Review: “BlacKkKlansman” explores racism

The 2018 film "BlacKkKlansman" is an interpretation of a true story regarding the infiltration of the Ku Klux Klan. Photo courtesy of Gravillia Inc. (

“BlacKkKlansman” is the latest film from politically-charged director Spike Lee. John David Washington stars as Ron Stallworth in this true story of a black police officer in Colorado Springs who’s chosen to head an investigation of the Ku Klux Klan. Stallworth talks with the Klansmen over the phone while his white partner, played by Adam Driver, meets with the men in person.

The best quality of this film is that it is a character study of the type of people one wouldn’t often focus on in a mainstream movie. “BlacKkKlansman” looks at the issue of racism from both sides while humanizing deplorable characters. Even though almost all of the African-American characters have no personality other than being for the black power movement, this film succeeds at giving each main racist character a different motivation and mindset.

“BlacKkKlansman” does a great job of comparing and contrasting the black power movement and white supremacists in the late 1970s. There is one scene that shifts back between a white supremacist meeting and a black power meeting, showing how both sides feel very strongly about their extremely contrary beliefs. While the Klansmen are presented more negatively, some were presented as reasonable people with unfavorable opinions.

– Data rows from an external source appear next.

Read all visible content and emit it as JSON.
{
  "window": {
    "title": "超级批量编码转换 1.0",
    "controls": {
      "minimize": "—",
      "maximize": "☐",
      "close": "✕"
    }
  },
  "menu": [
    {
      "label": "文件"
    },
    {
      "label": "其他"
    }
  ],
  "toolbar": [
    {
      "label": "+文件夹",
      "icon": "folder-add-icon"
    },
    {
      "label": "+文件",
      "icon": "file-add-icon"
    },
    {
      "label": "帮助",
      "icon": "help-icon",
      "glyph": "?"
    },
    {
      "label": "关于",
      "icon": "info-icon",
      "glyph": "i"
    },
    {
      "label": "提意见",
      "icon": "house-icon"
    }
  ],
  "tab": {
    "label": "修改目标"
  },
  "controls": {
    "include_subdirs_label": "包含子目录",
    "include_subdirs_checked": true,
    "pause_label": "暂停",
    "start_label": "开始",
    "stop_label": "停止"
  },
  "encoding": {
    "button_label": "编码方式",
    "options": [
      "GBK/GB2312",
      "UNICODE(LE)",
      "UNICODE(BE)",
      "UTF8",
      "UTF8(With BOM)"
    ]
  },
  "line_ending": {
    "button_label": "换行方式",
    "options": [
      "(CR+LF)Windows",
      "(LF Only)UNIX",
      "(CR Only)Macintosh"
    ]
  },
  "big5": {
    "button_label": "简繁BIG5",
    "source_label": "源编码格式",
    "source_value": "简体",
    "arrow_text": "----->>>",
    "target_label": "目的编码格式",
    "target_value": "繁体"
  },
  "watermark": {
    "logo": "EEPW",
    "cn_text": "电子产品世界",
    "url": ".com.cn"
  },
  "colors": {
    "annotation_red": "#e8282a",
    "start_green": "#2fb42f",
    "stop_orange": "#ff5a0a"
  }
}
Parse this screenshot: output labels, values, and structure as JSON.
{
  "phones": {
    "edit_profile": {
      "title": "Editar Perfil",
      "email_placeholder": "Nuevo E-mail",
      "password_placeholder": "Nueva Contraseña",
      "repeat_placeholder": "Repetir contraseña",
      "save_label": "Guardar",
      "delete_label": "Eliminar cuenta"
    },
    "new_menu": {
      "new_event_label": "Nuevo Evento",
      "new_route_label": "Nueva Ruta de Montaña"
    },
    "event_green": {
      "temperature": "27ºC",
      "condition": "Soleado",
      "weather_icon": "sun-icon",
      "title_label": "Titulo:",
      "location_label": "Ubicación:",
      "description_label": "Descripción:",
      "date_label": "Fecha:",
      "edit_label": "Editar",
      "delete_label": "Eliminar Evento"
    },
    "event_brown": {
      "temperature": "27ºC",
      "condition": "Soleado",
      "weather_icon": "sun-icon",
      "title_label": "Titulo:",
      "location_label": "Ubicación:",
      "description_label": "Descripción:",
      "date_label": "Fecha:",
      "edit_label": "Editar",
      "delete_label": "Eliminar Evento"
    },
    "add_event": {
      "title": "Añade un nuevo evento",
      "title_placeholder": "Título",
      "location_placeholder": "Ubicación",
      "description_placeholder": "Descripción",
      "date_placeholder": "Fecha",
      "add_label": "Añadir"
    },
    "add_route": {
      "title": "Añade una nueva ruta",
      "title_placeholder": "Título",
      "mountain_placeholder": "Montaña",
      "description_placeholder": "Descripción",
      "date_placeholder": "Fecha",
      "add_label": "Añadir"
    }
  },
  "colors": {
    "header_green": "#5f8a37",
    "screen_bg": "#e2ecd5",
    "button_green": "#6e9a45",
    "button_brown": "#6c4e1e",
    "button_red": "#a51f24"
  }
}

However, there is an issue with a lack of likable characters for the audience to connect with because most of the movie focuses on these racist bigots. While I do enjoy Washington’s character, I find it difficult to connect with his character because of his lack of emotion and awkward performance, especially at the beginning. For example, when he first goes undercover, Washington acts in a way that feels very disconnected from the people around him which makes the portrayal seem unrealistic.

Adam Driver doesn’t develop his character enough either because he’s limited to acting like a racist for most of his screen time. Driver’s character is Jewish, but hangs out with these Klansmen that hate Jews, which is a compelling yet undeveloped concept because the film is solely occupied on diving into the controversy between black and white. It seems like this film uses morals to justify how much the audience should like a character, but the protagonists aren’t fleshed out enough and it often comes off as boring.


This film contains a few references to current issues and makes statements about current racism in America. There is some very on-the-nose dialogue, and the film ends with footage from last year’s white supremacist march in Charlottesville. Despite how one may feel about these statements, it detracts from the film as a whole because it doesn’t flow with the rest of the film.  

It’s not that a movie can’t get political and present a strong opinion, it just feels like this plot is too superficial to sustain such a serious message. Most of this film does scorn these racist characters, but it is nowhere near as hateful as the footage shown at the end. “BlacKkKlansman” is a relatively light-hearted film, but I think Lee believes he’s making a much stronger message with this film than he actually is.

The direction of the film has quality, yet it’s lacking. There are a few really nice shots with slow camera movement, but the cinematography is a little too dark throughout. Even though there are a few issues with the look of the film, it doesn’t really distract from the tense narrative elements which shine through in the film.

The film comes off as a bit unorthodox in its approach, even though the story isn’t all that uncommon. There are some odd scene transitions and camera angles that give the film some style. Even though there were some impressive moments, Lee could’ve gone further into this and used a more creative or experimental visual style to bring more interest to the film.

The pacing of this film doesn’t flow very well. The first 20 minutes seem very long and a bit tedious. While there is some important setup, I wish it would’ve been done in a more engaging way. As much as I didn’t care for the movie at the start, the film makes up for it with an engrossing, tense ending. Though, “BlacKkKlansman” still feels too long and could’ve easily been five minutes shorter.

Even though “BlacKkKlansman” is a bit of a mixed bag, it’s a quality film overall. If the film was more uniformly interesting and entertaining, this would’ve been one of the best movies of the year. This premise isn’t wasted, but this was a missed opportunity to create something great.